Pétition pour faire pression sur le gouvernement
Dans un effort pour faire pression sur le gouvernement indien pour qu’il intervienne au nom du peuple, la Breakthrough Science Society a a lancé une pétition, appelant tout le monde, des scientifiques et universitaires aux enseignants et étudiants, à déclarer que les connaissances devraient être accessibles à tous, et pas seulement à ceux qui peuvent se permettre de payer les tarifs des éditeurs.
Le Dr Ashwani Mahajan, professeur agrégé à l’Université de Delhi, qui se décrit entre autres comme un interventionniste politique, dit que si les FAI sont obligés de bloquer Sci-Hub et Libgen, l’accès des chercheurs indiens à l’information sera sérieusement compromis .
Tout en reconnaissant que le gouvernement dépense d’importantes sommes d’argent pour s’abonner à des revues, Mahajan affirme que les chercheurs et les étudiants dépendent fortement de Sci-Hub et de Libgen pour des informations que l’industrie de l’édition elle-même ne paie pas.
«Le contenu est généré par la communauté universitaire travaillant dans des instituts de recherche et des universités qui sont principalement financés par le gouvernement. La plupart des pairs évaluateurs ne sont pas non plus payés. En conséquence, les dépenses des maisons d’édition sont très faibles et elles génèrent une rentabilité élevée », at-il écrit.
«Les maisons d’édition demandent aux chercheurs d’attribuer leurs droits d’auteur aux éditeurs comme condition préalable à la publication d’articles. Utilisez ensuite ces droits d’auteur attribués pour conserver le monopole des œuvres savantes. »
« La loi sur les droits d’auteur permet de refuser l’injonction »
Dans sa déclaration, Mahajan soutient que la Cour a le pouvoir de refuser l’injonction de blocage sollicitée par les éditeurs. Par exemple, il note que la majorité des utilisateurs de Sci-Hub et Libgen accèdent aux informations proposées par les sites à des fins non commerciales, principalement des études et des recherches.
Citant L’article 51 de la Loi sur le droit d’auteur, Mahajan dit qu’il existe une exception qui permet aux utilisateurs d’importer une copie de toute œuvre pour leur usage privé et domestique. En outre, il existe des exceptions supplémentaires qui prévoient l’utilisation équitable, ce qui comprend la recherche et l’examen.
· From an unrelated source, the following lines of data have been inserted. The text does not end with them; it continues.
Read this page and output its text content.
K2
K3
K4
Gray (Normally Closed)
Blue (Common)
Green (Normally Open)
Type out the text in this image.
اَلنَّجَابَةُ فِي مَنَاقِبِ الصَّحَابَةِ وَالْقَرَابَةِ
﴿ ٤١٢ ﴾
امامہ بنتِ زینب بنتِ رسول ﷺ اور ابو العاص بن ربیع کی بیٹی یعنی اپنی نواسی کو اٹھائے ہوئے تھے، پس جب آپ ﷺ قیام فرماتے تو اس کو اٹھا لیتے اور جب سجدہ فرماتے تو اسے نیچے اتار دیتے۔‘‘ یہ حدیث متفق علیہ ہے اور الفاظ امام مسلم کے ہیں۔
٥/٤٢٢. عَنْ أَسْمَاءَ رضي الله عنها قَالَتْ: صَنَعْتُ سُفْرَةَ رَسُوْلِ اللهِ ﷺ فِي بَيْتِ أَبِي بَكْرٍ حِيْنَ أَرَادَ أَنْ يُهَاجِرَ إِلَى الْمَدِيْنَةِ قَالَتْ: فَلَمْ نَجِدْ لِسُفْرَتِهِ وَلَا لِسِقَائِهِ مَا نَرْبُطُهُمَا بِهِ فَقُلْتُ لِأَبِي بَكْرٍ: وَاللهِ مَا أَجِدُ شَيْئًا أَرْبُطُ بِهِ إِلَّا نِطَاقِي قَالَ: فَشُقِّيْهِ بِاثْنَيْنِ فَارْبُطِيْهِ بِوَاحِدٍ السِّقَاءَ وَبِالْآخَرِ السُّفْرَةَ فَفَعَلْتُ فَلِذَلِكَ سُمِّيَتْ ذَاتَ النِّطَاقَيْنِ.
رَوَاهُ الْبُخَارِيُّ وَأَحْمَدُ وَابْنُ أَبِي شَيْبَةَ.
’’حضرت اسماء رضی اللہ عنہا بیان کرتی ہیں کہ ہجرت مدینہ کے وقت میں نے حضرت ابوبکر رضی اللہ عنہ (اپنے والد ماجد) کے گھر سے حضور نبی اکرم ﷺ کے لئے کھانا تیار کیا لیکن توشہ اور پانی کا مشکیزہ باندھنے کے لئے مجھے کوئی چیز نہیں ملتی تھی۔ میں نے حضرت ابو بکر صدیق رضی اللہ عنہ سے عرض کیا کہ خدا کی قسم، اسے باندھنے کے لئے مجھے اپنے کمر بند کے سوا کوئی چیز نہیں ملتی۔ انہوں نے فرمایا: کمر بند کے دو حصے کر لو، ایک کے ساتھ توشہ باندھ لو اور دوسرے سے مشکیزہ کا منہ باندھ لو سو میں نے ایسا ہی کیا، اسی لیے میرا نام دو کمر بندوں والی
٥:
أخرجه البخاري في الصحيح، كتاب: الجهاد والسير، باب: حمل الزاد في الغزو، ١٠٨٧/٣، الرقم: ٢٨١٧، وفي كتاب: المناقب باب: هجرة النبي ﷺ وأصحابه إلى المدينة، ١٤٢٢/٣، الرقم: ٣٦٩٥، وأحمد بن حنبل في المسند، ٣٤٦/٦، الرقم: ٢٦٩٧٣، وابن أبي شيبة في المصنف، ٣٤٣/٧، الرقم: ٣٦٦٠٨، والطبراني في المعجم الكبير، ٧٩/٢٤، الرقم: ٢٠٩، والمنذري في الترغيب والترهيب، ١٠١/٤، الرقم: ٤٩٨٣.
En outre, Mahajan estime que le Pacte international relatif aux droits économiques, sociaux et culturels (PIDESC) oblige les pays membres, y compris l’Inde, à garantir le droit «de profiter des avantages du progrès scientifique et de ses applications», notamment en éliminant les lois, politiques et pratiques qui «limitent de manière injustifiée l’accès des individus ou des groupes particuliers aux installations, services, biens et informations liées à la science, aux connaissances scientifiques et à leurs applications. »
Reste à voir si la Cour examinera les options ci-dessus pour refuser une injonction. Cependant, il existe une opposition considérable dans la communauté scientifique et il est difficile de soutenir que les universitaires et les étudiants seront mieux lotis si les FAI reçoivent l’ordre de bloquer les sites. Les éditeurs, bien sûr, ont clairement déclaré que le contraire était vrai, ils s’opposeront donc à toute initiative qui pourrait saper leur modèle commercial.